Old Post Office Tower
Washington DC, DC
The clock tower of the Old Post Office Pavilion, now part of the Trump International Hotel, offers one of DC's best 360-degree views from its 270-foot observation deck - totally free and almost always uncrowded.
Photography Guide
- Best Time
- golden hour
- Crowds
- Quiet
- Shot Types
- panoramiccityscapeaerial
- Best Seasons
- year-round
Author's Comments
Most people walk past it without looking up. The tower has been overshadowed for decades, first by the Washington Monument, then by its own complicated recent history, and somewhere in the shuffle it became the city's best-kept open secret. The National Park Service runs the observation deck, which means admission is free and the elevator ride is staffed by rangers who seem genuinely pleased that you came. The view is honest in a way that the Monument's view is not. At 270 feet you are high enough to read the city's geometry but close enough to still feel embedded in it.
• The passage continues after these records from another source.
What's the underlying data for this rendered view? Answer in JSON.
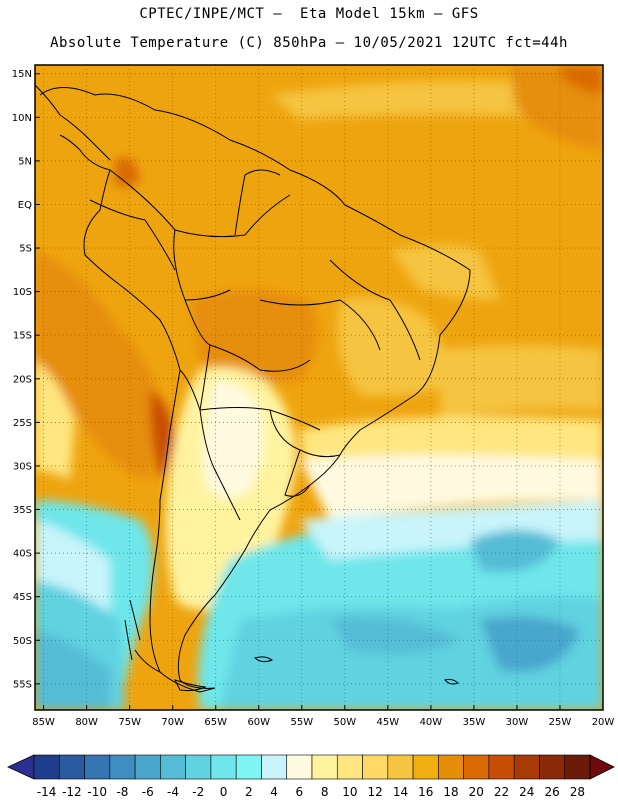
{
  "header": {
    "line1": "CPTEC/INPE/MCT –  Eta Model 15km – GFS",
    "line2": "Absolute Temperature (C) 850hPa – 10/05/2021 12UTC fct=44h"
  },
  "map": {
    "lon_range": [
      -86,
      -20
    ],
    "lat_range": [
      -58,
      16
    ],
    "lon_ticks": [
      -85,
      -80,
      -75,
      -70,
      -65,
      -60,
      -55,
      -50,
      -45,
      -40,
      -35,
      -30,
      -25,
      -20
    ],
    "lon_tick_labels": [
      "85W",
      "80W",
      "75W",
      "70W",
      "65W",
      "60W",
      "55W",
      "50W",
      "45W",
      "40W",
      "35W",
      "30W",
      "25W",
      "20W"
    ],
    "lat_ticks": [
      15,
      10,
      5,
      0,
      -5,
      -10,
      -15,
      -20,
      -25,
      -30,
      -35,
      -40,
      -45,
      -50,
      -55
    ],
    "lat_tick_labels": [
      "15N",
      "10N",
      "5N",
      "EQ",
      "5S",
      "10S",
      "15S",
      "20S",
      "25S",
      "30S",
      "35S",
      "40S",
      "45S",
      "50S",
      "55S"
    ],
    "gridlines": "dotted"
  },
  "colorbar": {
    "labels": [
      "-14",
      "-12",
      "-10",
      "-8",
      "-6",
      "-4",
      "-2",
      "0",
      "2",
      "4",
      "6",
      "8",
      "10",
      "12",
      "14",
      "16",
      "18",
      "20",
      "22",
      "24",
      "26",
      "28"
    ],
    "colors": [
      "#1f3d8c",
      "#2a5aa0",
      "#3576b2",
      "#3f8ec0",
      "#4aa6cc",
      "#55bcd6",
      "#60d2e0",
      "#6ee6ea",
      "#7ff5f5",
      "#c9f4fb",
      "#fffae0",
      "#fff3a0",
      "#ffe680",
      "#ffd966",
      "#f5c440",
      "#f0ae10",
      "#e68e0a",
      "#d96a06",
      "#c84e05",
      "#a83a06",
      "#8a2a08",
      "#6a1c08"
    ],
    "under_color": "#2b2f8f",
    "over_color": "#700810"
  }
}
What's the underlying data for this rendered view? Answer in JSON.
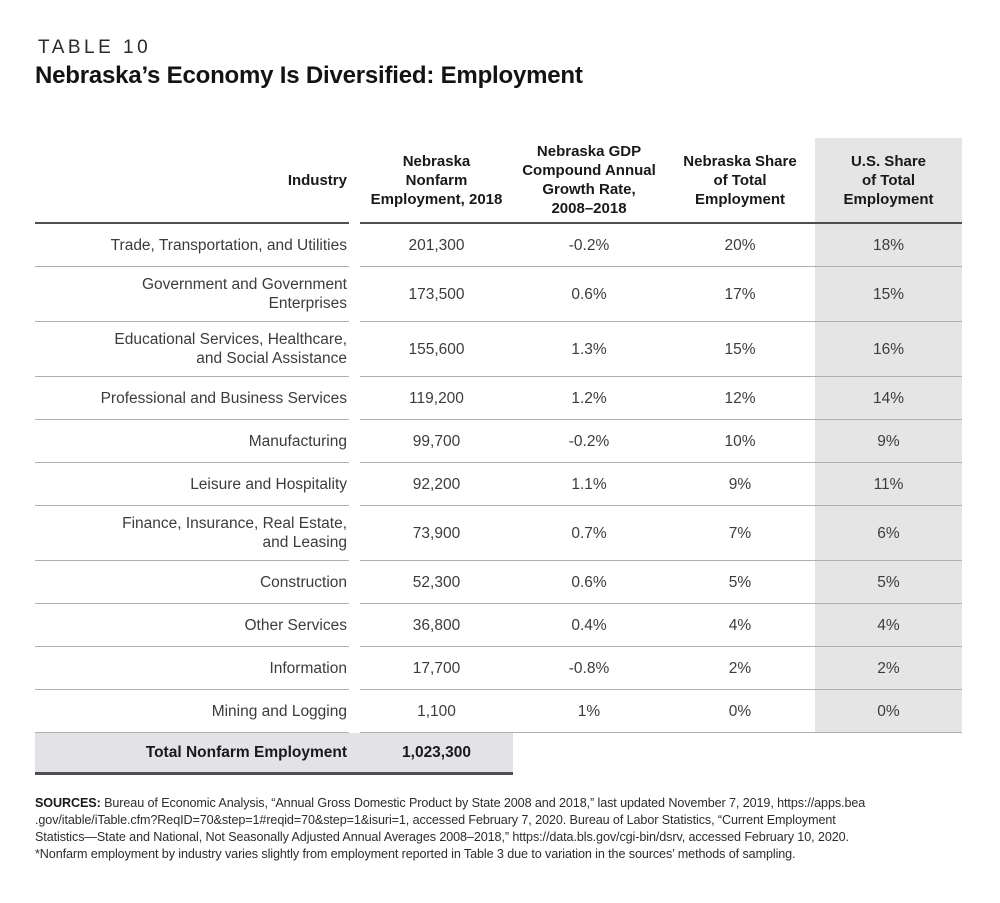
{
  "page": {
    "eyebrow": "TABLE 10",
    "title": "Nebraska’s Economy Is Diversified: Employment"
  },
  "table": {
    "headers": {
      "industry": "Industry",
      "employment": "Nebraska\nNonfarm\nEmployment, 2018",
      "growth": "Nebraska GDP\nCompound Annual\nGrowth Rate,\n2008–2018",
      "ne_share": "Nebraska Share\nof Total\nEmployment",
      "us_share": "U.S. Share\nof Total\nEmployment"
    },
    "rows": [
      {
        "industry": "Trade, Transportation, and Utilities",
        "employment": "201,300",
        "growth": "-0.2%",
        "ne_share": "20%",
        "us_share": "18%"
      },
      {
        "industry": "Government and Government\nEnterprises",
        "employment": "173,500",
        "growth": "0.6%",
        "ne_share": "17%",
        "us_share": "15%"
      },
      {
        "industry": "Educational Services, Healthcare,\nand Social Assistance",
        "employment": "155,600",
        "growth": "1.3%",
        "ne_share": "15%",
        "us_share": "16%"
      },
      {
        "industry": "Professional and Business Services",
        "employment": "119,200",
        "growth": "1.2%",
        "ne_share": "12%",
        "us_share": "14%"
      },
      {
        "industry": "Manufacturing",
        "employment": "99,700",
        "growth": "-0.2%",
        "ne_share": "10%",
        "us_share": "9%"
      },
      {
        "industry": "Leisure and Hospitality",
        "employment": "92,200",
        "growth": "1.1%",
        "ne_share": "9%",
        "us_share": "11%"
      },
      {
        "industry": "Finance, Insurance, Real Estate,\nand Leasing",
        "employment": "73,900",
        "growth": "0.7%",
        "ne_share": "7%",
        "us_share": "6%"
      },
      {
        "industry": "Construction",
        "employment": "52,300",
        "growth": "0.6%",
        "ne_share": "5%",
        "us_share": "5%"
      },
      {
        "industry": "Other Services",
        "employment": "36,800",
        "growth": "0.4%",
        "ne_share": "4%",
        "us_share": "4%"
      },
      {
        "industry": "Information",
        "employment": "17,700",
        "growth": "-0.8%",
        "ne_share": "2%",
        "us_share": "2%"
      },
      {
        "industry": "Mining and Logging",
        "employment": "1,100",
        "growth": "1%",
        "ne_share": "0%",
        "us_share": "0%"
      }
    ],
    "total": {
      "label": "Total Nonfarm Employment",
      "value": "1,023,300"
    }
  },
  "footnotes": {
    "sources_label": "SOURCES:",
    "line1": " Bureau of Economic Analysis, “Annual Gross Domestic Product by State 2008 and 2018,” last updated November 7, 2019, https://apps.bea",
    "line2": ".gov/itable/iTable.cfm?ReqID=70&step=1#reqid=70&step=1&isuri=1, accessed February 7, 2020. Bureau of Labor Statistics, “Current Employment",
    "line3": "Statistics—State and National, Not Seasonally Adjusted Annual Averages 2008–2018,” https://data.bls.gov/cgi-bin/dsrv, accessed February 10, 2020.",
    "line4": "*Nonfarm employment by industry varies slightly from employment reported in Table 3 due to variation in the sources’ methods of sampling."
  },
  "colors": {
    "shade": "#e5e5e6",
    "rule_dark": "#4d4d52",
    "rule_light": "#b0b0b3"
  }
}
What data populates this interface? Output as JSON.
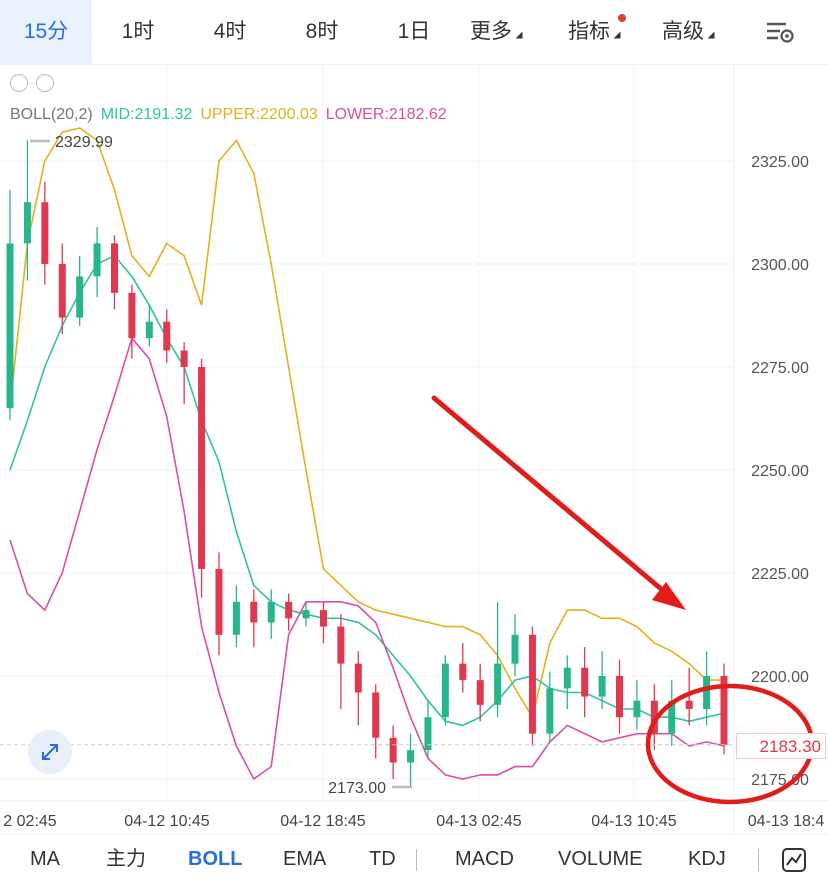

The Mall stretches west toward the Lincoln Memorial. Pennsylvania Avenue runs its diagonal below you all the way to the Capitol dome. The city's low skyline, preserved by height restrictions, opens in every direction. Come at golden hour in autumn. Come on a weekday when the crowds are light and the light is long. The sun drops behind Georgetown and the avenue below goes from gray to amber and the Capitol catches it at the far end of that long corridor in a way that will make you stand very still. I have been up twice now and both times had the deck nearly to myself, which felt improbable and then felt like a gift. The photogenic score on paper may be modest, but that number is measuring something else. This is not a place that announces itself. It is a place that delivers quietly, without the crowds, without the ceremony, without a price.